リサーチレポート

リサーチレポートNo. 132 2022-08-18

地理情報システム(GIS)による医療アクセスの分析:
滋賀県における産科医療・小児科医療へのアクセシビリティ

清水 麻生

坂口 一樹

森 宏一郎

 

  • 本稿は、前回実施した滋賀県における医療へのアクセシビリティ分析(日医総研ワーキングペーパー457)の追加分析である。
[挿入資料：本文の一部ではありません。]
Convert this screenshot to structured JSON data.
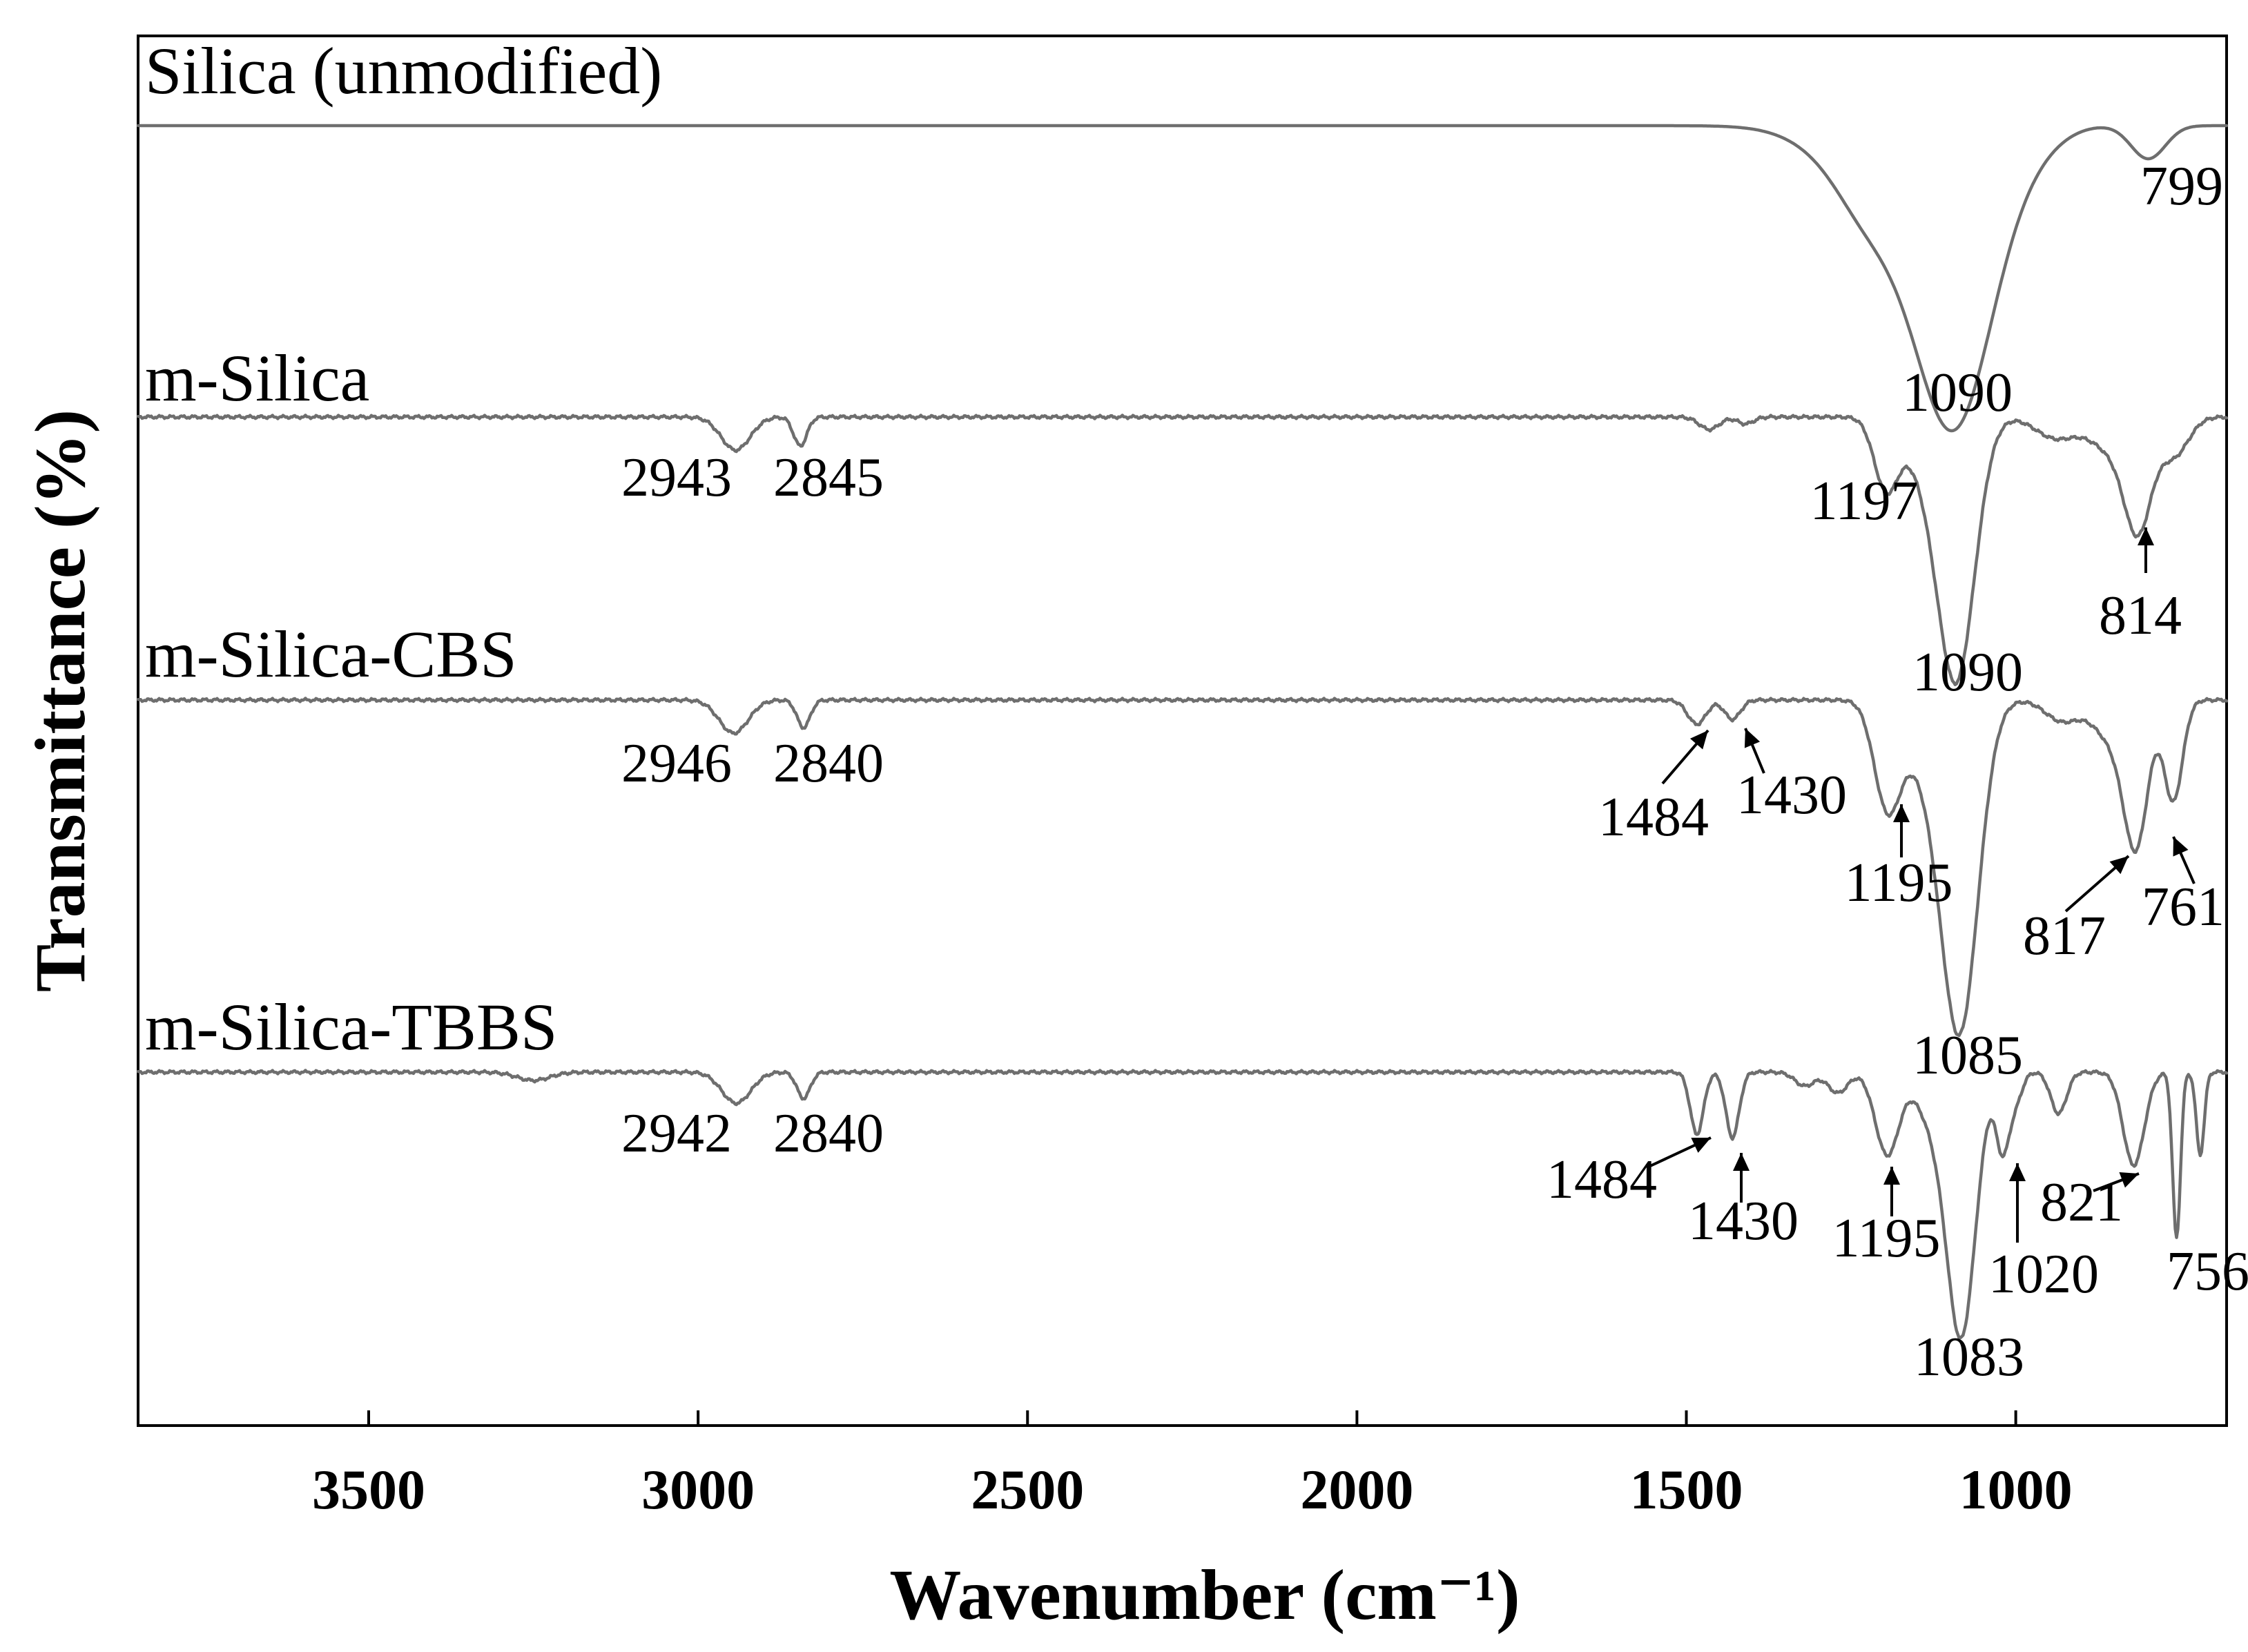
{
  "chart_data": {
    "type": "line",
    "title": "",
    "xlabel": "Wavenumber (cm⁻¹)",
    "ylabel": "Transmittance (%)",
    "xlim": [
      3850,
      680
    ],
    "x_reversed": true,
    "y_scale": "arbitrary, vertically offset spectra",
    "grid": false,
    "legend": "none (series labelled directly above each trace)",
    "xticks": [
      3500,
      3000,
      2500,
      2000,
      1500,
      1000
    ],
    "series": [
      {
        "name": "Silica (unmodified)",
        "baseline": 0,
        "features": [
          {
            "x": 1090,
            "depth": 355,
            "width": 55,
            "label": "1090"
          },
          {
            "x": 1180,
            "depth": 140,
            "width": 85
          },
          {
            "x": 1230,
            "depth": 25,
            "width": 40
          },
          {
            "x": 1010,
            "depth": 30,
            "width": 40
          },
          {
            "x": 960,
            "depth": 20,
            "width": 40
          },
          {
            "x": 799,
            "depth": 48,
            "width": 26,
            "label": "799"
          }
        ],
        "peak_labels": [
          "1090",
          "799"
        ]
      },
      {
        "name": "m-Silica",
        "baseline": 0,
        "features": [
          {
            "x": 2943,
            "depth": 48,
            "width": 22,
            "label": "2943"
          },
          {
            "x": 2845,
            "depth": 42,
            "width": 10,
            "label": "2845"
          },
          {
            "x": 1465,
            "depth": 18,
            "width": 15
          },
          {
            "x": 1410,
            "depth": 10,
            "width": 12
          },
          {
            "x": 1197,
            "depth": 100,
            "width": 18,
            "label": "1197"
          },
          {
            "x": 1090,
            "depth": 370,
            "width": 28,
            "label": "1090"
          },
          {
            "x": 1140,
            "depth": 60,
            "width": 30
          },
          {
            "x": 940,
            "depth": 30,
            "width": 30
          },
          {
            "x": 850,
            "depth": 50,
            "width": 35
          },
          {
            "x": 814,
            "depth": 140,
            "width": 20,
            "label": "814"
          },
          {
            "x": 760,
            "depth": 55,
            "width": 22
          }
        ],
        "peak_labels": [
          "2943",
          "2845",
          "1197",
          "1090",
          "814"
        ]
      },
      {
        "name": "m-Silica-CBS",
        "baseline": 0,
        "features": [
          {
            "x": 2946,
            "depth": 48,
            "width": 22,
            "label": "2946"
          },
          {
            "x": 2840,
            "depth": 40,
            "width": 10,
            "label": "2840"
          },
          {
            "x": 1484,
            "depth": 35,
            "width": 14,
            "label": "1484"
          },
          {
            "x": 1430,
            "depth": 28,
            "width": 12,
            "label": "1430"
          },
          {
            "x": 1195,
            "depth": 150,
            "width": 20,
            "label": "1195"
          },
          {
            "x": 1085,
            "depth": 470,
            "width": 28,
            "label": "1085"
          },
          {
            "x": 1140,
            "depth": 80,
            "width": 30
          },
          {
            "x": 930,
            "depth": 30,
            "width": 25
          },
          {
            "x": 850,
            "depth": 60,
            "width": 30
          },
          {
            "x": 817,
            "depth": 185,
            "width": 18,
            "label": "817"
          },
          {
            "x": 761,
            "depth": 145,
            "width": 14,
            "label": "761"
          }
        ],
        "peak_labels": [
          "2946",
          "2840",
          "1484",
          "1430",
          "1195",
          "817",
          "761",
          "1085"
        ]
      },
      {
        "name": "m-Silica-TBBS",
        "baseline": 0,
        "features": [
          {
            "x": 3250,
            "depth": 12,
            "width": 25
          },
          {
            "x": 2942,
            "depth": 45,
            "width": 22,
            "label": "2942"
          },
          {
            "x": 2840,
            "depth": 38,
            "width": 10,
            "label": "2840"
          },
          {
            "x": 1484,
            "depth": 90,
            "width": 10,
            "label": "1484"
          },
          {
            "x": 1430,
            "depth": 95,
            "width": 10,
            "label": "1430"
          },
          {
            "x": 1320,
            "depth": 20,
            "width": 15
          },
          {
            "x": 1270,
            "depth": 30,
            "width": 15
          },
          {
            "x": 1195,
            "depth": 120,
            "width": 18,
            "label": "1195"
          },
          {
            "x": 1083,
            "depth": 380,
            "width": 22,
            "label": "1083"
          },
          {
            "x": 1130,
            "depth": 60,
            "width": 22
          },
          {
            "x": 1020,
            "depth": 110,
            "width": 10,
            "label": "1020"
          },
          {
            "x": 1000,
            "depth": 40,
            "width": 10
          },
          {
            "x": 935,
            "depth": 60,
            "width": 12
          },
          {
            "x": 821,
            "depth": 135,
            "width": 16,
            "label": "821"
          },
          {
            "x": 756,
            "depth": 240,
            "width": 6,
            "label": "756"
          },
          {
            "x": 720,
            "depth": 120,
            "width": 6
          }
        ],
        "peak_labels": [
          "2942",
          "2840",
          "1484",
          "1430",
          "1195",
          "1020",
          "821",
          "756",
          "1083"
        ]
      }
    ]
  }
}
これまで地域の医療資源へのアクセシビリティ(≒地理的なアクセスのしやすさ)を地図上に可視化することを目的として、地理情報システム(GIS)を活用し、都道府県別に分析・評価する調査研究を進めてきた。
  • 今回は、滋賀県庁や滋賀県医師会から頂いた助言と最新の医療機関データを元に、現在(2020年)及び将来(2035年)における産科医療・小児科医療へのアクセシビリティを分析・評価し、可視化したマップを作成した。
  • 産科医療の分析結果では、①現状、県内に産科医療にアクセス困難な地域が存在することに加えて、②将来、診療所の承継問題の顕在化をシミュレーションすると、人口が減るにもかかわらず、人口当たりのアクセシビリティが低下する地域が広範囲にわたることが明らかになった。
  • 小児科医療の分析結果では、①現在、県全域で小児科医療へのアクセシビリティが確保されていること、②将来、医業承継問題が顕在化すると、人口が減少するにも関わらず、人口当たりのアクセシビリティが低下すると予測されることが分かった。
  • 産科・小児科医療へのアクセスは、地域に若い世代を呼び込み、地域経済を活性化し、地域社会を維持していくために必要である。医療機関の集約化と社会インフラとしての医療へのアクセス確保のバランスをどう取るか、承継問題の顕在化による医療アクセスの悪化にどう対処するかの2つの課題がある。